Magnetic Resonance Fingerprinting (MRF) efficiently samples the transient state of the MRI signal to extract multi-parametric, fully quantitative maps1. Recent studies have shown a high repeatability of T1 and T2 values by 2D SSFP MR Fingerprinting2 in the ISMRM/NIST phantom3, as well as in human volunteers4,5. MR Fingerprinting has also been extended to three-dimensional acquisitions6,7,8 for improved spatial resolution and diagnostic value, as well as high repeatability9. In order to assess the repeatability and reproducibility of 3D SSFP MRF, we acquired test/re-test data in the human brain at 1.5T and 3.0T in a travelling head study involving a total of 12 subjects and 8 different MR scanners from a single vendor.

Methods:

The data were acquired on eight separate systems as shown in Figure 1c, all from the same vendor (GE Healthcare, Chicago, IL), each operating either at 1.5T or 3.0T and each with different hardware (RF/gradient coils) and software release. With local ethical approval, human subjects were imaged in two identical sessions per scanner, each including a 3D steady-state free precession MRF with spiral projection k-space acquisition8. Subjects were removed from the scanner between imaging sessions. To allow for a general linear model (GLM) analysis, each subject was scanned in multiple MR scanners (Figure 2a). The subjects received also a FSPGR scan at 3T at the same spatial resolution as 3D MRF. The MRF acquisition trajectories used undersampled spiral projection interleaves (see Figure 1b) with FOV = (225mm)3, matrix = 200x200x200, sampling bandwidth = ±250kHz, TE/TR = 0.5/11 ms. The scan parameters are shown in Figure 1. The spirals were rewound and followed by a spoiler z-gradient achieving 4pi/mm dephasing. The maximum gradient amplitude was 20mT/m and slew rate was 70T/m/s. The analysis in this work did not apply system-specific gradient delay or trajectory correction. MRF maps were obtained by inner-product pattern matching and the MRF dictionary was computed using the extended phase graphs formalism10, without including B0 or B1 effects in the model.

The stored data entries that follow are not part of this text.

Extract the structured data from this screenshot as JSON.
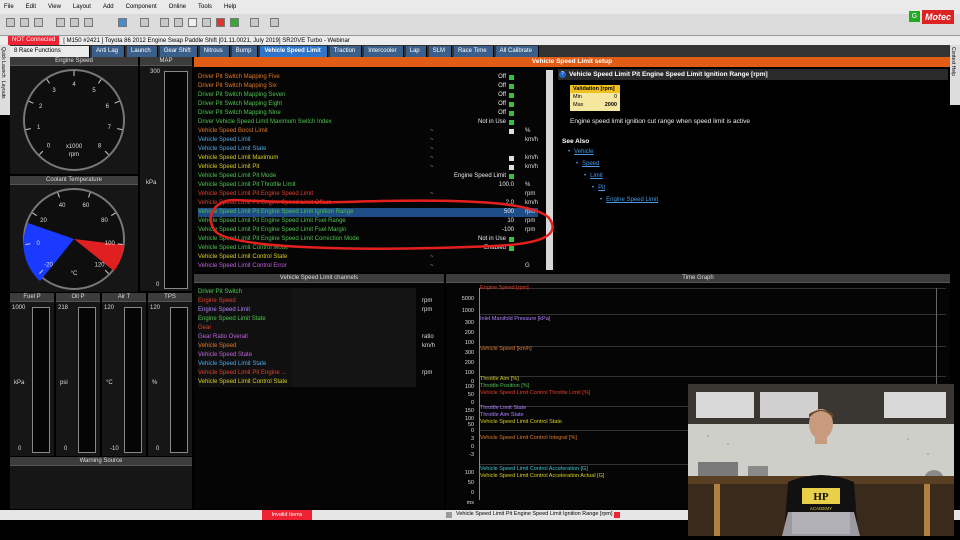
{
  "menu": [
    "File",
    "Edit",
    "View",
    "Layout",
    "Add",
    "Component",
    "Online",
    "Tools",
    "Help"
  ],
  "status_line": {
    "connection": "NOT Connected",
    "project": "[ M150 #2421 ]  Toyota 86 2012 Engine Swap Paddle Shift [01.11.0021, July 2019] SR20VE Turbo - Webinar"
  },
  "tabs": [
    "8 Race Functions",
    "Anti Lag",
    "Launch",
    "Gear Shift",
    "Nitrous",
    "Bump",
    "Vehicle Speed Limit",
    "Traction",
    "Intercooler",
    "Lap",
    "SLM",
    "Race Time",
    "All Calibrate"
  ],
  "active_tab": "Vehicle Speed Limit",
  "left_vtabs": [
    "Quick Launch",
    "Layouts"
  ],
  "right_vtabs": [
    "Context Help"
  ],
  "logo": "Motec",
  "setup_title": "Vehicle Speed Limit setup",
  "gauges": {
    "engine_speed": {
      "title": "Engine Speed",
      "ticks": [
        "0",
        "1",
        "2",
        "3",
        "4",
        "5",
        "6",
        "7",
        "8"
      ],
      "unit_top": "x1000",
      "unit": "rpm"
    },
    "map": {
      "title": "MAP",
      "top": "300",
      "unit": "kPa",
      "bottom": "0"
    },
    "coolant": {
      "title": "Coolant Temperature",
      "ticks": [
        "-20",
        "0",
        "20",
        "40",
        "60",
        "80",
        "100",
        "120"
      ],
      "unit": "°C"
    },
    "bars": [
      {
        "title": "Fuel P",
        "top": "1000",
        "unit": "kPa",
        "bottom": "0"
      },
      {
        "title": "Oil P",
        "top": "218",
        "unit": "psi",
        "bottom": "0"
      },
      {
        "title": "Air T",
        "top": "120",
        "unit": "°C",
        "bottom": "-10"
      },
      {
        "title": "TPS",
        "top": "120",
        "unit": "%",
        "bottom": "0"
      }
    ],
    "warning_title": "Warning Source"
  },
  "editor_rows": [
    {
      "name": "Driver Pit Switch Mapping Five",
      "color": "orange",
      "tilde": "",
      "val": "Off",
      "sw": "g",
      "unit": ""
    },
    {
      "name": "Driver Pit Switch Mapping Six",
      "color": "orange",
      "tilde": "",
      "val": "Off",
      "sw": "g",
      "unit": ""
    },
    {
      "name": "Driver Pit Switch Mapping Seven",
      "color": "green",
      "tilde": "",
      "val": "Off",
      "sw": "g",
      "unit": ""
    },
    {
      "name": "Driver Pit Switch Mapping Eight",
      "color": "green",
      "tilde": "",
      "val": "Off",
      "sw": "g",
      "unit": ""
    },
    {
      "name": "Driver Pit Switch Mapping Nine",
      "color": "green",
      "tilde": "",
      "val": "Off",
      "sw": "g",
      "unit": ""
    },
    {
      "name": "Driver Vehicle Speed Limit Maximum Switch Index",
      "color": "green",
      "tilde": "",
      "val": "Not in Use",
      "sw": "g",
      "unit": ""
    },
    {
      "name": "Vehicle Speed Boost Limit",
      "color": "orange",
      "tilde": "~",
      "val": "",
      "sw": "w",
      "unit": "%"
    },
    {
      "name": "Vehicle Speed Limit",
      "color": "blue",
      "tilde": "~",
      "val": "",
      "sw": "",
      "unit": "km/h"
    },
    {
      "name": "Vehicle Speed Limit State",
      "color": "blue",
      "tilde": "~",
      "val": "",
      "sw": "",
      "unit": ""
    },
    {
      "name": "Vehicle Speed Limit Maximum",
      "color": "yellow",
      "tilde": "~",
      "val": "",
      "sw": "w",
      "unit": "km/h"
    },
    {
      "name": "Vehicle Speed Limit Pit",
      "color": "yellow",
      "tilde": "~",
      "val": "",
      "sw": "w",
      "unit": "km/h"
    },
    {
      "name": "Vehicle Speed Limit Pit Mode",
      "color": "green",
      "tilde": "",
      "val": "Engine Speed Limit",
      "sw": "g",
      "unit": ""
    },
    {
      "name": "Vehicle Speed Limit Pit Throttle Limit",
      "color": "green",
      "tilde": "",
      "val": "100.0",
      "sw": "",
      "unit": "%"
    },
    {
      "name": "Vehicle Speed Limit Pit Engine Speed Limit",
      "color": "red",
      "tilde": "~",
      "val": "",
      "sw": "",
      "unit": "rpm"
    },
    {
      "name": "Vehicle Speed Limit Pit Engine Speed Limit Offset",
      "color": "red",
      "tilde": "",
      "val": "2.0",
      "sw": "",
      "unit": "km/h"
    },
    {
      "name": "Vehicle Speed Limit Pit Engine Speed Limit Ignition Range",
      "color": "green",
      "tilde": "",
      "val": "500",
      "sw": "",
      "unit": "rpm",
      "selected": true
    },
    {
      "name": "Vehicle Speed Limit Pit Engine Speed Limit Fuel Range",
      "color": "green",
      "tilde": "",
      "val": "10",
      "sw": "",
      "unit": "rpm"
    },
    {
      "name": "Vehicle Speed Limit Pit Engine Speed Limit Fuel Margin",
      "color": "green",
      "tilde": "",
      "val": "-100",
      "sw": "",
      "unit": "rpm"
    },
    {
      "name": "Vehicle Speed Limit Pit Engine Speed Limit Correction Mode",
      "color": "green",
      "tilde": "",
      "val": "Not in Use",
      "sw": "g",
      "unit": ""
    },
    {
      "name": "Vehicle Speed Limit Control Mode",
      "color": "green",
      "tilde": "",
      "val": "Enabled",
      "sw": "g",
      "unit": ""
    },
    {
      "name": "Vehicle Speed Limit Control State",
      "color": "yellow",
      "tilde": "~",
      "val": "",
      "sw": "",
      "unit": ""
    },
    {
      "name": "Vehicle Speed Limit Control Error",
      "color": "purple",
      "tilde": "~",
      "val": "",
      "sw": "",
      "unit": "G"
    }
  ],
  "help": {
    "title": "Vehicle Speed Limit Pit Engine Speed Limit Ignition Range [rpm]",
    "validation_title": "Validation [rpm]",
    "min_label": "Min",
    "min": "0",
    "max_label": "Max",
    "max": "2000",
    "description": "Engine speed limit ignition cut range when speed limit is active",
    "see_also_title": "See Also",
    "see_also": [
      "Vehicle",
      "Speed",
      "Limit",
      "Pit",
      "Engine Speed Limit"
    ]
  },
  "channels": {
    "title": "Vehicle Speed Limit channels",
    "rows": [
      {
        "name": "Driver Pit Switch",
        "color": "green",
        "unit": ""
      },
      {
        "name": "Engine Speed",
        "color": "red",
        "unit": "rpm"
      },
      {
        "name": "Engine Speed Limit",
        "color": "violet",
        "unit": "rpm"
      },
      {
        "name": "Engine Speed Limit State",
        "color": "green",
        "unit": ""
      },
      {
        "name": "Gear",
        "color": "red",
        "unit": ""
      },
      {
        "name": "Gear Ratio Overall",
        "color": "purple",
        "unit": "ratio"
      },
      {
        "name": "Vehicle Speed",
        "color": "orange",
        "unit": "km/h"
      },
      {
        "name": "Vehicle Speed State",
        "color": "purple",
        "unit": ""
      },
      {
        "name": "Vehicle Speed Limit State",
        "color": "blue",
        "unit": ""
      },
      {
        "name": "Vehicle Speed Limit Pit Engine ...",
        "color": "red",
        "unit": "rpm"
      },
      {
        "name": "Vehicle Speed Limit Control State",
        "color": "yellow",
        "unit": ""
      }
    ]
  },
  "time_graph": {
    "title": "Time Graph",
    "ticks": [
      "5000",
      "1000",
      "300",
      "200",
      "100",
      "300",
      "200",
      "100",
      "0",
      "100",
      "50",
      "0",
      "150",
      "100",
      "50",
      "0",
      "3",
      "0",
      "-3",
      "100",
      "50",
      "0",
      "ms"
    ],
    "labels": [
      {
        "text": "Engine Speed [rpm]",
        "color": "red"
      },
      {
        "text": "Inlet Manifold Pressure [kPa]",
        "color": "violet"
      },
      {
        "text": "Vehicle Speed [km/h]",
        "color": "orange"
      },
      {
        "text": "Throttle Aim [%]",
        "color": "yellow"
      },
      {
        "text": "Throttle Position [%]",
        "color": "green"
      },
      {
        "text": "Vehicle Speed Limit Control Throttle Limit [%]",
        "color": "red"
      },
      {
        "text": "Throttle Limit State",
        "color": "violet"
      },
      {
        "text": "Throttle Aim State",
        "color": "violet"
      },
      {
        "text": "Vehicle Speed Limit Control State",
        "color": "yellow"
      },
      {
        "text": "Vehicle Speed Limit Control Integral [%]",
        "color": "orange"
      },
      {
        "text": "Vehicle Speed Limit Control Acceleration [G]",
        "color": "cyan"
      },
      {
        "text": "Vehicle Speed Limit Control Acceleration Actual [G]",
        "color": "yellow"
      }
    ]
  },
  "status_bar": {
    "invalid": "Invalid Items",
    "selected": "Vehicle Speed Limit Pit Engine Speed Limit Ignition Range [rpm]"
  },
  "webcam": {
    "shirt_text": "HP",
    "shirt_sub": "ACADEMY"
  }
}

M0 values were reported self-normalised to the average inside the brain mask (PDn).
Analysis: the analysis pipeline matched Buonincontri et al4. The quantitative maps for every test were rigidly co-registered to their respective re-test using Statistical Parametric Mapping (SPM 12) Toolbox11. After registration, each subject’s volumetric image was warped to match a custom DARTEL atlas (made using the 3D FSPGR). After applying 6mm Gaussian smoothing, coefficients of variation were calculated between each voxel in test and retest measurements to measure the associated variability. Values were reported averaged on each tissue class, using a threshold of 70% probability as a mask per each tissue (Figure 2b). A general linear model was also estimated assessing the biases associated with each covariate in the experiment including: test, field, subject and site (Figure 2a).

Results:

Sample co-registered MRF images are shown in Figure 3, showing fully-quantitative maps with a high anatomical detail and values within literature ranges. Voxel-wise coefficients of Variation (CV) between test and re-test are shown in Figure 4, showing solid matter repeatability CVs under 2% for nPD andT1, and 5% for T2 (with the exception of site 8 with CV around 8%). Figure 5 shows the biases associated with field strength and each individual scanner. Biases associated with site were under 10% for T1 and T2 in solid matter compartments. T1 showed uniform bias, while T2 displayed the bias pattern typical of B1+ effects at 3.0T, where PDn bias spatial distribution was consistent with the different receiver coil profiles.

Discussion:

We assessed repeatability and reproducibility of 3D MRF at eight separate imaging systems, which included both 1.5 T and 3.0 T. Importantly, our assessment was not limited to regions-of-interest, but estimated voxel-wise performance; variability was assessed using coefficients-of-variation, bias using a GLM analysis. Reproducibility values were in agreement with a similar analysis performed on 2D MRF data4, while repeatability values were improved by approximately a factor of two. This was perhaps due to the smaller registration errors and partial volumes, as well as higher SNR efficiency. The data here presented were in line with other quantitative assessments of repeatability and reproducibility in the literature using other common mapping techniques12,13,14. Iterative reconstructions, the inclusion of B1+ or B1- in the model, and a full characterization of the systems (such as gradient delay and trajectory estimation) may further improve the robustness of these 3D MRF quantifications.
In conclusion, three-dimensional MRF with spiral projection k-space trajectory obtains detailed parametric maps with highly repeatable and reproducible nPD, T1 and T2 values.

Acknowledgements

Support from the Italian Ministry of Health and the Tuscany Region under the project “Ricerca Finalizzata”, Grant n. GR-2016-02361693. Funding from the EMPIR Programme 18HLT05 QUIERO Project, co-financed by the Participating States and from the European Union’s Horizon 2020 Research and Innovation Programme.

References

1. Ma D, Gulani V, Seiberlich N, et al. Magnetic resonance fingerprinting. Nature. 2013;495(7440):187-192.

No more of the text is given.